BRUSSELS (Reuters) - Euro zone finance ministers will seek broad agreement on Wednesday for a package of steps to make banks more stable, but Italy’s objections and the German finance minister’s weakened domestic position are likely to make a deal more difficult.
Ministers from the 19 countries sharing the euro were asked by their leaders in June to come up with a package of reforms by Dec. 13 that included a euro zone budget, changes to the ESM regional bailout fund, and a deposit guarantee scheme.
They have reached a deal on the euro zone budget and the ESM reform, but agreement on the European Deposit Insurance Scheme (EDIS) has proved elusive as several northern countries want to reduce the risk of bank failures across the bloc before jointly guaranteeing deposits.
Germany, which has for years been the most reluctant to the EDIS idea, finally opened the way to progress last month after Finance Minister Olaf Scholz presented a paper outlining conditions for Berlin’s support.

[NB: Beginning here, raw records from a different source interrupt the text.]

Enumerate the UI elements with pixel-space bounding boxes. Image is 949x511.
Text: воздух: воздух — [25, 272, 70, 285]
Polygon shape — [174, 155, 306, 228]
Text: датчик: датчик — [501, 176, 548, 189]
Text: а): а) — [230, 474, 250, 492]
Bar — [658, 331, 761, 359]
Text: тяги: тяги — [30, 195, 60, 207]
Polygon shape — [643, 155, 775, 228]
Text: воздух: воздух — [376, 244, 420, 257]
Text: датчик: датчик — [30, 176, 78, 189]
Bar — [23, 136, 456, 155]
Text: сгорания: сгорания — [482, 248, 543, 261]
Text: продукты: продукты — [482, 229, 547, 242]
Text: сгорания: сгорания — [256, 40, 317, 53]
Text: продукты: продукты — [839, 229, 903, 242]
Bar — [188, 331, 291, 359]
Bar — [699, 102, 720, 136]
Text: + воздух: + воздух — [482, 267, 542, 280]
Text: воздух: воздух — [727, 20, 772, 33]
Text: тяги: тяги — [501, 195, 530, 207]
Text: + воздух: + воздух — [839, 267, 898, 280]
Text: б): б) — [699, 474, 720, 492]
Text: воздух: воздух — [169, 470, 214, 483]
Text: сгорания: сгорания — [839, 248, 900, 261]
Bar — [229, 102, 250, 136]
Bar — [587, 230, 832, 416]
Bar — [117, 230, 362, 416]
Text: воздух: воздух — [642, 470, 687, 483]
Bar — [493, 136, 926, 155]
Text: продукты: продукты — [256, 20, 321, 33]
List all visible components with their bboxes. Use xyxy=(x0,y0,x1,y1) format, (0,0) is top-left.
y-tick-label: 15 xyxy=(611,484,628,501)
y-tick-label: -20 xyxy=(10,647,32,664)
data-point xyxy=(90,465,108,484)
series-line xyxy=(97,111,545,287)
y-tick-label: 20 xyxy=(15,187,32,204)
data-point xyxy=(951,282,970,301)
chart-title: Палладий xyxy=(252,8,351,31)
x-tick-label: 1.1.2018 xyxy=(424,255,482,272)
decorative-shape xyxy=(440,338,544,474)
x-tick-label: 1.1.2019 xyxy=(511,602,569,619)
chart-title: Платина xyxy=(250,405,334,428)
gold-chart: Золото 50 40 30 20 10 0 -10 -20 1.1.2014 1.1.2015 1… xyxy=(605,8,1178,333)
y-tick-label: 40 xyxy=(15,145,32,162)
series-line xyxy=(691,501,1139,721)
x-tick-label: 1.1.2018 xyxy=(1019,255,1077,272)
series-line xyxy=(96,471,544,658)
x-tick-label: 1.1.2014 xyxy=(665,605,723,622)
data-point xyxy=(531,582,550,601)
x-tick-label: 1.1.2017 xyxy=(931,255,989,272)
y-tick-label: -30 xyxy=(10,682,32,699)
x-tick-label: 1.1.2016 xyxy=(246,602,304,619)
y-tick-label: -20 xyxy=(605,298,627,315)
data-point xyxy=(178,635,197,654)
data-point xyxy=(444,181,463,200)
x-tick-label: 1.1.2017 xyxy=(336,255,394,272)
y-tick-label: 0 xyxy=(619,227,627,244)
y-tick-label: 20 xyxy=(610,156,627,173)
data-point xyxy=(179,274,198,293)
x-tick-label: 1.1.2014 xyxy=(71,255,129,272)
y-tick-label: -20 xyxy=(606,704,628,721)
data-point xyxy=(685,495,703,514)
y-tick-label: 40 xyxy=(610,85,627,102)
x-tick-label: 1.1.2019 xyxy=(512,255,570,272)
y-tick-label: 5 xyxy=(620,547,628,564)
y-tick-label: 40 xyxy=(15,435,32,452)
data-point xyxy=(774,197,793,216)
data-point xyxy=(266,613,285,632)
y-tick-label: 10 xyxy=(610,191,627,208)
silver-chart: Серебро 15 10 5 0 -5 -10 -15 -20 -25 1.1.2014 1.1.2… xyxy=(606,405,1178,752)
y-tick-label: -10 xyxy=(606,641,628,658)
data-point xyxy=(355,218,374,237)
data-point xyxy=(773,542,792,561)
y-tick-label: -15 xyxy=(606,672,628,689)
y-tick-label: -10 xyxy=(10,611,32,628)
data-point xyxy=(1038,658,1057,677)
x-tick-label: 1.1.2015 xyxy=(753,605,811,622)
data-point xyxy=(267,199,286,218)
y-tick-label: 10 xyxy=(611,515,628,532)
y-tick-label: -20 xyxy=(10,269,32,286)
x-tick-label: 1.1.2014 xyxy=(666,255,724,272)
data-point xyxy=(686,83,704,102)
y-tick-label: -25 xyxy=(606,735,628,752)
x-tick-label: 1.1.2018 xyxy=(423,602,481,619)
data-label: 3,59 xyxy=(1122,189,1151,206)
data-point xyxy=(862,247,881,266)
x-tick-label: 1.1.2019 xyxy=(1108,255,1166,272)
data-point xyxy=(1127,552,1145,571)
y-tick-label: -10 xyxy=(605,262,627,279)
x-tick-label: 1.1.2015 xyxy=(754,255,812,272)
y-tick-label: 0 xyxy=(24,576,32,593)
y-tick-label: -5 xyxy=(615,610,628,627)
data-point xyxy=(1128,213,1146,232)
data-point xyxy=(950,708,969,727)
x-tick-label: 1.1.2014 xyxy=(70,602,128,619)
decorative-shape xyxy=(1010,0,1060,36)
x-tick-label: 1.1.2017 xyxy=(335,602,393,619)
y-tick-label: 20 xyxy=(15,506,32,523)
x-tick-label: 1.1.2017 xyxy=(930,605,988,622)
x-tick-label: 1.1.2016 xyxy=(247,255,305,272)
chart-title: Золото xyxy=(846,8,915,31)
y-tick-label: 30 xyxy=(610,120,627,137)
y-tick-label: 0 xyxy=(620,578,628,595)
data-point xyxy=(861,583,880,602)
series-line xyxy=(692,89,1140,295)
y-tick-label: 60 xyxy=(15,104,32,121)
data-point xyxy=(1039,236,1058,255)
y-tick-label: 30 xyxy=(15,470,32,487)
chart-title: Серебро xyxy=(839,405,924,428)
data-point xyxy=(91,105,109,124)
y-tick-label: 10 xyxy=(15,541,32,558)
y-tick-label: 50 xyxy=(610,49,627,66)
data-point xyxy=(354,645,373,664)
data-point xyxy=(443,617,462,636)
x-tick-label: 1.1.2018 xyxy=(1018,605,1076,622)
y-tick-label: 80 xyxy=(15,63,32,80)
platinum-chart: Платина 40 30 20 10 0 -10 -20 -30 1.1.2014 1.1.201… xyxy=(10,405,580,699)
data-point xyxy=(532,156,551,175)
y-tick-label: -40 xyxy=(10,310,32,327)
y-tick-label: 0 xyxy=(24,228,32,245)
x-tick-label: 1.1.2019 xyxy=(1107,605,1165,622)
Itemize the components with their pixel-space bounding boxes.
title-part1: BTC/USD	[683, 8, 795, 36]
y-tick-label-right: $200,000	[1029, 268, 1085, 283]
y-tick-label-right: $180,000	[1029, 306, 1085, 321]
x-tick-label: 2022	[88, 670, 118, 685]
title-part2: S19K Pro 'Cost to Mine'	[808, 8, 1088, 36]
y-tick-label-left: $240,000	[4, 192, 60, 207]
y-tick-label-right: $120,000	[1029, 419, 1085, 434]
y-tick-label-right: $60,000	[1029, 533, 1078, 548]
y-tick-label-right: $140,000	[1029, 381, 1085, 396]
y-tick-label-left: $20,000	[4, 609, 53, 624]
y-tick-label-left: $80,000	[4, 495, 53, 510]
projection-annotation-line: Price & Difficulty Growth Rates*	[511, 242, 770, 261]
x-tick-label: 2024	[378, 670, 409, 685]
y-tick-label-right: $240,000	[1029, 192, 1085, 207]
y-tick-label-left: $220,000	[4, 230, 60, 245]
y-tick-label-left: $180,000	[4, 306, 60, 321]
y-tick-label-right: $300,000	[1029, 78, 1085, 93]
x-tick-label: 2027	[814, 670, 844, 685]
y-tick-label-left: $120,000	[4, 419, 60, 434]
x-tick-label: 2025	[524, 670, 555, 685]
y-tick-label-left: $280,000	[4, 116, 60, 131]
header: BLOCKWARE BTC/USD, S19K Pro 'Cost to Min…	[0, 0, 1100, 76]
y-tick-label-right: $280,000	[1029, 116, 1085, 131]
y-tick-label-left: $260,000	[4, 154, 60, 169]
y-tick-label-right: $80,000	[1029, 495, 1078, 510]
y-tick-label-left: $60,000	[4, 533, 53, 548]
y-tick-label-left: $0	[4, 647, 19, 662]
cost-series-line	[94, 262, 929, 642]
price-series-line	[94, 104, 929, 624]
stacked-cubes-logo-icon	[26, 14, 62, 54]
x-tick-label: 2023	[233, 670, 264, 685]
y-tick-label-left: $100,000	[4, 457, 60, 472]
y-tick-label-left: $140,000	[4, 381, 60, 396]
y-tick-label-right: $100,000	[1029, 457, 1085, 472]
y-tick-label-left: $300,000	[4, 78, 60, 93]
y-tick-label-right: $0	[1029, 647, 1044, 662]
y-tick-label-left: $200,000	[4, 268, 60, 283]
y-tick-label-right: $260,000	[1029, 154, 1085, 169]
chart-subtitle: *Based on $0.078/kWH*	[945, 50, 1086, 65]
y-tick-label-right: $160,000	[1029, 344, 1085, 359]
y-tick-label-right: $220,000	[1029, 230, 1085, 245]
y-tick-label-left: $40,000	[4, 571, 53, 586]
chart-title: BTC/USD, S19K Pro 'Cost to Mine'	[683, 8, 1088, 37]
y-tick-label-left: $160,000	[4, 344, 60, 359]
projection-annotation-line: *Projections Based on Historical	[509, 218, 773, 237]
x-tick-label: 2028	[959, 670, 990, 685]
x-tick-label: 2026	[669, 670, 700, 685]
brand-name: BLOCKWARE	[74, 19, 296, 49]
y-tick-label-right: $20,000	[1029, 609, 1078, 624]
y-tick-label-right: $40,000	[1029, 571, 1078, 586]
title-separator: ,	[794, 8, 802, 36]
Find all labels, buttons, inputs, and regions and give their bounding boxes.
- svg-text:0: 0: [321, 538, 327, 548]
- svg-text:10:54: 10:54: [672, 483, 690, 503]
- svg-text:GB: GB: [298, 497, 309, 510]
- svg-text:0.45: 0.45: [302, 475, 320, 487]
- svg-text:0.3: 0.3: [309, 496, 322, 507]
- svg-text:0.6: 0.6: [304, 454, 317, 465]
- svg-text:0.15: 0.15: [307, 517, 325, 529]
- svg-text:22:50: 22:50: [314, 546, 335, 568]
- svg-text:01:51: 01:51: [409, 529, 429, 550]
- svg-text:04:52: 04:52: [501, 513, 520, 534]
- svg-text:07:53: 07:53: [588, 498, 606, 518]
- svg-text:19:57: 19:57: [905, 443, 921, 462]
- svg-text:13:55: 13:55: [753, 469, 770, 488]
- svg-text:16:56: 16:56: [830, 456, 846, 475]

These included setting regulatory limits on how many bonds of a single sovereign a bank can hold in its portfolio and attaching a risk weight to bonds, now treated as risk-free, that would entail keeping higher capital by banks.
This has triggered protests in Italy, because limits on sovereign bond holdings are hard to swallow for a country that has 2.3 trillion euros ($2.54 trillion) of public debt held mainly domestically.
In a further complication to a euro zone deal, Scholz’s domestic political position was severely weakened after he lost elections for the leadership of his Social Democrats party, putting a question mark on the future of the coalition government of Chancellor Angela Merkel.
“The change of leadership of the German SPD lowers the chances of a quick deal on the euro zone integration package,” one senior euro zone official said.
Meanwhile, Rome, to make sure Italian banks will not be forced to limit Italian government bond holdings in the future, is threatening to withhold its consent to the already agreed ESM reform, talks on which closed in June.
Planned changes to the ESM treaty would reduce the risk of investors holding out for a better deal in a potential sovereign debt restructuring and give the bailout fund the possibility to mediate between the sovereign and investors.
Italian Economy Minister Roberto Gualtieri said last week euro zone countries would probably sign off on a reform of the ESM only in February, rather than in December as previously planned.